The young hatch in 24 to 36 hours, depending on water temperature. A day later, the young fish will hang on the plants, and/or the sides of the tank if the breeding takes place in an aquarium. In about six days the young are free-swimming and will seek out food. In captivity, they can be fed newly hatched brine shrimp.

Rosy barb has been successfully hybridized with the tiger barb (Puntius tetrazona), i.e. crossing female tiger barb with male rosy barb. The hybrids reached maturity and were all males, however they were sterile.

==In the aquarium==
The rosy barb is an active, peaceful species well-suited for a community aquarium.
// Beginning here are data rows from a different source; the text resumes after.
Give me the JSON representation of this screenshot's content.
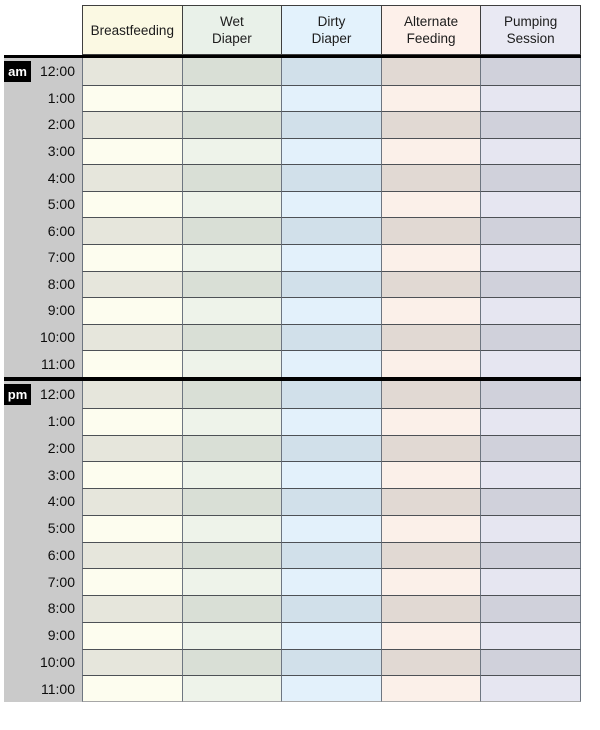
{
  "sheet": {
    "background": "#ffffff",
    "gutter_color": "#cacaca",
    "divider_color": "#000000",
    "row_line_color": "#4d5156",
    "column_line_color": "#6e7681",
    "badge_bg": "#000000",
    "badge_text_color": "#ffffff"
  },
  "columns": [
    {
      "id": "breastfeeding",
      "label": "Breastfeeding",
      "lines": [
        "Breastfeeding"
      ],
      "header_bg": "#fbf9e3",
      "cell_dark": "#e6e6dc",
      "cell_light": "#fdfdef"
    },
    {
      "id": "wet-diaper",
      "label": "Wet Diaper",
      "lines": [
        "Wet",
        "Diaper"
      ],
      "header_bg": "#e9f1e9",
      "cell_dark": "#d9dfd6",
      "cell_light": "#eef3ea"
    },
    {
      "id": "dirty-diaper",
      "label": "Dirty Diaper",
      "lines": [
        "Dirty",
        "Diaper"
      ],
      "header_bg": "#e3f2fc",
      "cell_dark": "#d1e0ea",
      "cell_light": "#e3f1fb"
    },
    {
      "id": "alternate-feeding",
      "label": "Alternate Feeding",
      "lines": [
        "Alternate",
        "Feeding"
      ],
      "header_bg": "#fdf0ea",
      "cell_dark": "#e1d9d3",
      "cell_light": "#fbf0e9"
    },
    {
      "id": "pumping-session",
      "label": "Pumping Session",
      "lines": [
        "Pumping",
        "Session"
      ],
      "header_bg": "#e9e9f3",
      "cell_dark": "#d0d1db",
      "cell_light": "#e6e6f1"
    }
  ],
  "sections": [
    {
      "period": "am",
      "times": [
        "12:00",
        "1:00",
        "2:00",
        "3:00",
        "4:00",
        "5:00",
        "6:00",
        "7:00",
        "8:00",
        "9:00",
        "10:00",
        "11:00"
      ]
    },
    {
      "period": "pm",
      "times": [
        "12:00",
        "1:00",
        "2:00",
        "3:00",
        "4:00",
        "5:00",
        "6:00",
        "7:00",
        "8:00",
        "9:00",
        "10:00",
        "11:00"
      ]
    }
  ]
}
It is considered one of the hardiest barbs, undemanding and beautiful, and most impressively colored during the mating period. It can be kept together with other small fish but can be aggressive toward other fish and nip their fins. They will eat most foods provided to them. They are best kept in groups of 5 or more in an aquarium with a length of at least 76 cm. They usually reach a maximum size of 10.2 cm. Using a dark-colored gravel will show off the color of the fish.

The Rosy Barbs also act like they are constantly hungry and will swarm to the front of the tank when it sees the owner so care needs to be taken to ensure not to over feed.